Evet her zaman danışanlarıma ve arkadaşlarıma öneri verirken mutlaka sözünü geçirdiğim probiyotiklerden bahsediyorum. Probiyotikler bağırsak mikrobiyatasını iyileştirerek aslında vücudumuzdaki tüm sistemleri iyileştiriyor. Sindirimden depresyona pek çok sistemde etkili olan bağırsaklarımızı sağlıklı tutmak çok önemli. Ben dünyada özellikle İngiltere’de yaygın olarak kullanılan ülkemize de yeni giriş yapmış Alflorex’in probiyotik takviyelerini kullanıyorum. Probiyotik takviyelerini kullanırken dikkat etmemiz gereken şey ise belirli aralıklarla kullandığınız ürünü değiştirmek. Böylece etkisini artırırsınız. Özellikle antibiyotik kullandığım dönemlerde kesinlikle ihmal etmiyorum. Size küçük bir ipucu daha verecek olursam; kullandığınız antibiyotik bitse dahi 2 hafta süresince probiyotik kullanmaya devam etmelisiniz. Bağısak miktobiyotasının toparlanması için bu süre şarttır.
Saç ve Tırnak
Saç ve tırnaklarımın güçlenmesi, sağlıklı görünümü ve her zaman ışıldaması için Phyto Phytophanere kapsüllerini kullanıyorum. Bu ürün hem saç hem de tırnak sağlığını desteklemek için hazırlanmış bir üründür. İçeriğindeki özel bileşenler ile saç dökülmelerine karşı mücadele ve tırnak dayanıklılığını güçlendirme özellikleri göstermektedir. Kapsüllerin hazırlanmasında kullanılan aserola ekstresi en güçlü C vitamini kaynaklarından biridir. Antioksidan kapasitesi yüksektir böylece güçlü bir koruma sağlıyor. Bunun yanında balık yağı, jelatin, çinko, E vitamini ve en önelisi de B vitaminleri de ilave edilerek etkinliği artırılmıştır. Günde 2 kapsül kullanımı önerilmektedir. Kapsüllerin etkinliğini gösterebilmesi amacıyla saç için 4 ay tırnak için 2 ay boyunca kesintisiz kullanılması gerekmektedir.

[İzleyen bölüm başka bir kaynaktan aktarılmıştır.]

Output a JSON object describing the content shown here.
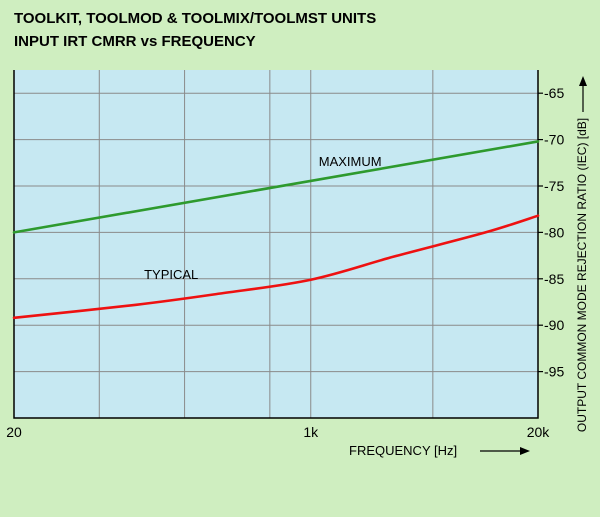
{
  "chart_data": {
    "type": "line",
    "title": [
      "TOOLKIT, TOOLMOD & TOOLMIX/TOOLMST UNITS",
      "INPUT IRT CMRR  vs FREQUENCY"
    ],
    "xlabel": "FREQUENCY  [Hz]",
    "ylabel": "OUTPUT COMMON MODE REJECTION RATIO (IEC) [dB]",
    "x_scale": "log",
    "xlim": [
      20,
      20000
    ],
    "x_ticks": [
      20,
      1000,
      20000
    ],
    "x_tick_labels": [
      "20",
      "1k",
      "20k"
    ],
    "x_gridlines": [
      20,
      61.56,
      189.5,
      583.2,
      1000,
      5000,
      20000
    ],
    "ylim": [
      -100,
      -62.5
    ],
    "y_ticks": [
      -95,
      -90,
      -85,
      -80,
      -75,
      -70,
      -65
    ],
    "y_tick_labels": [
      "-95",
      "-90",
      "-85",
      "-80",
      "-75",
      "-70",
      "-65"
    ],
    "grid": true,
    "series": [
      {
        "name": "MAXIMUM",
        "color": "#2e9a2e",
        "x": [
          20,
          20000
        ],
        "y": [
          -80,
          -70.2
        ]
      },
      {
        "name": "TYPICAL",
        "color": "#ee1111",
        "x": [
          20,
          100,
          300,
          1000,
          3000,
          10000,
          20000
        ],
        "y": [
          -89.2,
          -87.8,
          -86.6,
          -85.1,
          -82.6,
          -80.0,
          -78.2
        ]
      }
    ]
  },
  "colors": {
    "page_background": "#cfeec0",
    "plot_background": "#c6e8f2",
    "grid": "#8a8a8a"
  }
}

Kollajen / Jelatin: Glukozamin
Biz kadınlar güzellik konusunda araştırmaya, okumaya, yeni uygulamalar denemeye oldukça meraklıyız. Ben de cilt sağlığıma yaşamımın her döneminde gerekli özeni göstermeye dikkat etmişimdir. Cilt dostu en önemli bileşiklerden biri de kollajendir. Beslenmemizde kollajeni kemik suyu veya jelatin yolu ile alabiliyoruz ama bu her zaman mümkün olmuyor tabii. Diyetimi Glukozamin tabletler kullanarak desteklemeye çalışıyorum. Üstelik bu ürün yalnızca parlak bir cilt değil bunun yanında eklem sağlığı için de çok etkili. Eklemlerimizde bulunan kıkırdak dokuyu koruyan ve destekleyen bir yapısı var. Özellikle ürünün içeriğinde kondroitin sülfat da varsa faydası daha çok artıyor. Hem eklem sağlığını koruyor hem kıkırdak doku tamirini sağlıyor hem de cilt sağlığınız iyileşmiş oluyor. Kullanım dozu kişiden kişiye değişebileceği için bu ürünün dozunu uzmanınıza sorarak kullanmanızda fayda var.
Spor Yaptığım Dönemlerde Özellikle Dikkat Ettiklerim
Spora ağırlık verdiğim dönemlerde kemik ve eklemlerim için ekstradan özen göstermem gerekiyor. Bunun nedeni hem egzersiz sırasındaki etkinliğimi artırabilmek hem de sonrasında oluşabilecek ağrıları önlemek ve kas yapısını koruyabilmek. Osteo Bi-Flex size de önerebileceğim oldukça destekleyici bir ürün. Etken maddesi Glukozamin HCI, Kondroitin Sülfat ve MSM. Ürünün içerdiği glukozamin ve kondroitin kıkırdak yapısını korurken, MSM ise kollajen üretimini artırıyor. Böylece eklem sağlığınız için etkili bir koruma sağlayabiliyorsunuz. Bunların yanında ek olarak kollajen içeren bu ürün antioksidan bileşikler de sağlayarak egzersiz sırsında vücudunuzda oluşabilecek oksidatif stresi azaltmada etkilidir. Günde 2 tablet şeklinde siz de kullanabilirsiniz.